Subproduct systems

TL;DR

This paper introduces subproduct systems, establishing a correspondence with cp-semigroups, and develops a dilation theory that addresses open problems in operator algebras and noncommutative geometry.

Contribution

It defines subproduct systems and demonstrates their role in characterizing cp-semigroups and dilations, solving longstanding open problems in the field.

Findings

Established a one-to-one correspondence between cp-semigroups and subproduct system pairs.

Developed a dilation theory including automorphic dilations and conditions for endomorphic dilations.

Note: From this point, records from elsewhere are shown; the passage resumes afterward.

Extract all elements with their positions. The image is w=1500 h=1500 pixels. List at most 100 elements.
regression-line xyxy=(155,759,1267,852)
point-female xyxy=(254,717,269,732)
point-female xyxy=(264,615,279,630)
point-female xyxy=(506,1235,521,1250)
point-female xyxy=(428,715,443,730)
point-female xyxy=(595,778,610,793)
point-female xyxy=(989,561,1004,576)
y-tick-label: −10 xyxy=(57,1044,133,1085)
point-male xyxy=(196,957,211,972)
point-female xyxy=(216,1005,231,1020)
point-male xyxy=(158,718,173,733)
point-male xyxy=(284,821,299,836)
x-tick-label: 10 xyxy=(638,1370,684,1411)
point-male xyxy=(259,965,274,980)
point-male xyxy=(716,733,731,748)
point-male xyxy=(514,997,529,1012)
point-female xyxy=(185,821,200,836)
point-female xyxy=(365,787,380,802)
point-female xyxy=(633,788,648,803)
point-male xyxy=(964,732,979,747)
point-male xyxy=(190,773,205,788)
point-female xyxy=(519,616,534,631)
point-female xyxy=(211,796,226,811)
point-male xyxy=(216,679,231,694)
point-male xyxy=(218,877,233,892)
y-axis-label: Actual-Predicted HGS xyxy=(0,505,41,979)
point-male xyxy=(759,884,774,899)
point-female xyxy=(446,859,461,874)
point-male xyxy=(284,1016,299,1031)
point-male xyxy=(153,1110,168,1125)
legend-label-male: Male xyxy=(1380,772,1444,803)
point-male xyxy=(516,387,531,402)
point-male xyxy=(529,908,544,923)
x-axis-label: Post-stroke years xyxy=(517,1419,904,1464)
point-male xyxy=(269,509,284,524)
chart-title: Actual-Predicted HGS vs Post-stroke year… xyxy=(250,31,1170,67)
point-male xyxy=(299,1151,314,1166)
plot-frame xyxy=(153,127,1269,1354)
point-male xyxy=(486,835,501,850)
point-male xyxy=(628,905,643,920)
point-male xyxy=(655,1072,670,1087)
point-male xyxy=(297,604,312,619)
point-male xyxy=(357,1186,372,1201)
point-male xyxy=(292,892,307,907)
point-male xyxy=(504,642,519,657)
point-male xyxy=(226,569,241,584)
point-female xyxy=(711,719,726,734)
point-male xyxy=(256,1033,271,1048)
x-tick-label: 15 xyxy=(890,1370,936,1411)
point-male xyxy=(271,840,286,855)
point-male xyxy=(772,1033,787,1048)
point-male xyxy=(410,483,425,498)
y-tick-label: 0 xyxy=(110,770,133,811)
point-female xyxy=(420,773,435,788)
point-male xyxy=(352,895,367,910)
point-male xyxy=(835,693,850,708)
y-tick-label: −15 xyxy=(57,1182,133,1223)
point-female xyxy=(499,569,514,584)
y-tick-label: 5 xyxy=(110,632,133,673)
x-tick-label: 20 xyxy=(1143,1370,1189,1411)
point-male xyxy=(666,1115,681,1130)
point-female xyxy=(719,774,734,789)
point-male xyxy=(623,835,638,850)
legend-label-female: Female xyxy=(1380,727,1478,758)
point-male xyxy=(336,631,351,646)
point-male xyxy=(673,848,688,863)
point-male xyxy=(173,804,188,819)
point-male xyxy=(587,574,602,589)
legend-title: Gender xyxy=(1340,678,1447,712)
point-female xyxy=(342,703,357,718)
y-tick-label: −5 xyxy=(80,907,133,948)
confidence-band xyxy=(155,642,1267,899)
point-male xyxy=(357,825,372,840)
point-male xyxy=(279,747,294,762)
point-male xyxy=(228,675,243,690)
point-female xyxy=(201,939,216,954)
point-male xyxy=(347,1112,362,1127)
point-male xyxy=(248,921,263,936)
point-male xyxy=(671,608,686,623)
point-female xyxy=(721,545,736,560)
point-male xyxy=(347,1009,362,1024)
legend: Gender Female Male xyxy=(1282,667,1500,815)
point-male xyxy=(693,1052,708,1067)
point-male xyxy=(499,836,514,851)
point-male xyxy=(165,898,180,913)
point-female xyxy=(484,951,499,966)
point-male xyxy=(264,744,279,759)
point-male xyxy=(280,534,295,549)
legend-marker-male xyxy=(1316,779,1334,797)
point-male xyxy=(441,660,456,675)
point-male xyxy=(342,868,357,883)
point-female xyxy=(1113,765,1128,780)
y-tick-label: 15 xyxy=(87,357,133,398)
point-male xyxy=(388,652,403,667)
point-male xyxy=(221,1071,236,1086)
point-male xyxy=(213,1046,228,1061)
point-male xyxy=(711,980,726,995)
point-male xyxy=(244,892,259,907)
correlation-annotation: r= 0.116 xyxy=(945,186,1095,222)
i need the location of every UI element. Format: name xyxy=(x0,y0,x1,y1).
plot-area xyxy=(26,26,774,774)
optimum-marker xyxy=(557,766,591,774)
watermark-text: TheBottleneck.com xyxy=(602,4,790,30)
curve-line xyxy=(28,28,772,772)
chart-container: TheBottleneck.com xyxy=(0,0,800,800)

Provided examples and classifications of operator algebras related to subproduct systems.

Abstract

The notion of a subproduct system, a generalization of that of a product system, is introduced. We show that there is an essentially 1 to 1 correspondence between cp-semigroups and pairs (X,T) where X is a subproduct system and T is an injective subproduct system representation. A similar statement holds for subproduct systems and units of subproduct systems. This correspondence is used as a framework for developing a dilation theory for cp-semigroups. Results we obtain: (i) a *-automorphic dilation to semigroups of *-endomorphisms over quite general semigroups; (ii) necessary and sufficient conditions for a semigroup of CP maps to have a *-endomorphic dilation; (iii) an analogue of Parrot's example of three contractions with no isometric dilation, that is, an example of three commuting, contractive normal CP maps on B(H) that admit no *-endomorphic dilation (thereby solving an open problem raised by Bhat in 1998). Special attention is given to subproduct systems over the semigroup N, which are used as a framework for studying tuples of operators satisfying homogeneous polynomial relations, and the operator algebras they generate. As applications we obtain a noncommutative (projective) Nullstellansatz, a model for tuples of operators subject to homogeneous polynomial relations, a complete description of all representations of Matsumoto's subshift C*-algebra when the subshift is of finite type, and a classification of certain operator algebras -- including an interesting non-selfadjoint generalization of the noncommutative tori.